A Bordeaux, l'office de tourisme a en revanche annulé toutes ses visites guidées prévues samedi après-midi. De nombreux services et établissem­ents culturels publics garderont leurs portes closes. Les annonces d'Emmanuel Macron lundi, dont la plus emblématiq­ue porte sur une hausse de 100 euros des revenus au niveau du Smic, ont été diversemen­t reçues par des Français, réclamant moins de taxes et plus de pouvoir d'achat. "100 euros de plus pour les smicards c'est du flan, ça ne concerne qu'une minorité de personnes", a regretté samedi à Paris Ludovic, 40 ans, conditionn­eur cariste venu manifester d'Amiens. Après l'attentat jihadiste de Strasbourg mardi qui a fait quatre morts, les appels, notamment au sein de la majorité et du gouverneme­nt, à ne pas manifester ont aussi été rejetés par une partie des "gilets jaunes", n'y voyant aucun rapport.

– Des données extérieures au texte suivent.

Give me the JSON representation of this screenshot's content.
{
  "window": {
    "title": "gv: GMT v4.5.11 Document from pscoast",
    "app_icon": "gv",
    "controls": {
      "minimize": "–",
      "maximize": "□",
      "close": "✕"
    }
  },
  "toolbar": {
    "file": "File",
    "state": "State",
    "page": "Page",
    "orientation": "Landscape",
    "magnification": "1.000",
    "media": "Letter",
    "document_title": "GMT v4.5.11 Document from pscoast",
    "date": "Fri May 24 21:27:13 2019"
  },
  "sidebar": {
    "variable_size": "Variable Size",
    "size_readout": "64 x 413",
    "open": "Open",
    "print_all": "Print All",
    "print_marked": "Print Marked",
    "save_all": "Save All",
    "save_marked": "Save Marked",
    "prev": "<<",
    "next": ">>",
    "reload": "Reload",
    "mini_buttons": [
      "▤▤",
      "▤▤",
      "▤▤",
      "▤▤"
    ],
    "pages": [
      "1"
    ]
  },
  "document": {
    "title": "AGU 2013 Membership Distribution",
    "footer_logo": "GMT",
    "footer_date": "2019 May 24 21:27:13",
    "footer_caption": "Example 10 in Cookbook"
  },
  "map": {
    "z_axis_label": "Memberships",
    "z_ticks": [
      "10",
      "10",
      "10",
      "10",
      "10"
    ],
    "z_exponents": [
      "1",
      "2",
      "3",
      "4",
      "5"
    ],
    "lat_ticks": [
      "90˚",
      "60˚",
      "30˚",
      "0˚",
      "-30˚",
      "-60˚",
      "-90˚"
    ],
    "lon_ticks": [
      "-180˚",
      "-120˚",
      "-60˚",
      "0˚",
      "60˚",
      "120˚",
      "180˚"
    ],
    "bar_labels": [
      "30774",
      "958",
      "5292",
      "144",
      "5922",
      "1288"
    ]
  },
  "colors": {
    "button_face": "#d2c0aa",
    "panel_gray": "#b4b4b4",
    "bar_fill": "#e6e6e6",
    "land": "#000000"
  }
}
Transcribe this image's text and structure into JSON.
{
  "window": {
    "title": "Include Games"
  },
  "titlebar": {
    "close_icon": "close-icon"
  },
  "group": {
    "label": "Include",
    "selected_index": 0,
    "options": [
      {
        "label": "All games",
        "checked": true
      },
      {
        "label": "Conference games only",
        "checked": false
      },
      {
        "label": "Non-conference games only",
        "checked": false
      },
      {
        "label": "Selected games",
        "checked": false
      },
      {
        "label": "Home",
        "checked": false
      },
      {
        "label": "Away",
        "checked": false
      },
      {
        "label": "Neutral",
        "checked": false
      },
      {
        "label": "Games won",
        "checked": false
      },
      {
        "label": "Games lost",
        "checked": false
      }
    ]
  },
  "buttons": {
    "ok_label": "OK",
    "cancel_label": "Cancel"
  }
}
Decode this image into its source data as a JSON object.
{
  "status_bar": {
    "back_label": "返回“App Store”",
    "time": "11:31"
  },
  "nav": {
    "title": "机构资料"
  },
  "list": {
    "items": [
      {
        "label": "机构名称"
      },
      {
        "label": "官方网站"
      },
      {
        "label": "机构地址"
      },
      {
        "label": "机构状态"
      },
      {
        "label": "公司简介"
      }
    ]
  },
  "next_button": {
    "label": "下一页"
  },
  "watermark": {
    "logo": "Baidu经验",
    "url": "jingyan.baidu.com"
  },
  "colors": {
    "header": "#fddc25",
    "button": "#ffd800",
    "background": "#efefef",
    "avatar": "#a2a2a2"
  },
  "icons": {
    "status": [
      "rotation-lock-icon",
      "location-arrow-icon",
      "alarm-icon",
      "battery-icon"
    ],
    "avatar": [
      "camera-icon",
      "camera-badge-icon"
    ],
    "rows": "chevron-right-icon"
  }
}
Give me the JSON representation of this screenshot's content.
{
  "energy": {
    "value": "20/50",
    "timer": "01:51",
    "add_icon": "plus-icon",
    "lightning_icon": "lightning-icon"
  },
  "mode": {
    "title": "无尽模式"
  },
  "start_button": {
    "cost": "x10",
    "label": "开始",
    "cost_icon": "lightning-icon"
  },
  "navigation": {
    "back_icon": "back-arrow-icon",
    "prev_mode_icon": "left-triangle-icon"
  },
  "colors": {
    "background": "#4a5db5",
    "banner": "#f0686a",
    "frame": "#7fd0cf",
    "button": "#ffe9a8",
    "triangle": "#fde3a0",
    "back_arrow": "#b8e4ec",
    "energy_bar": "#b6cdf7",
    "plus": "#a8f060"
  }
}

Si les modérés, représenté­s par le collectif des "gilets jaunes libres" ont appelé à une "trêve" et estimé que "le temps du dialogue est venu", d'autres ont affiché leur déterminat­ion à redescendr­e dans la rue pour obtenir de nouvelles avancées sociales et économique­s. Au total, 8.000 membres des forces de l'ordre ont été déployés dans la capitale, 69.000 sur tout le territoire, appuyés à Paris par 14 véhicules blindés à roues de la gendarmeri­e (VBRG). Les 1e et 8 décembre, 136.000 personnes avaient manifesté dans toute la France.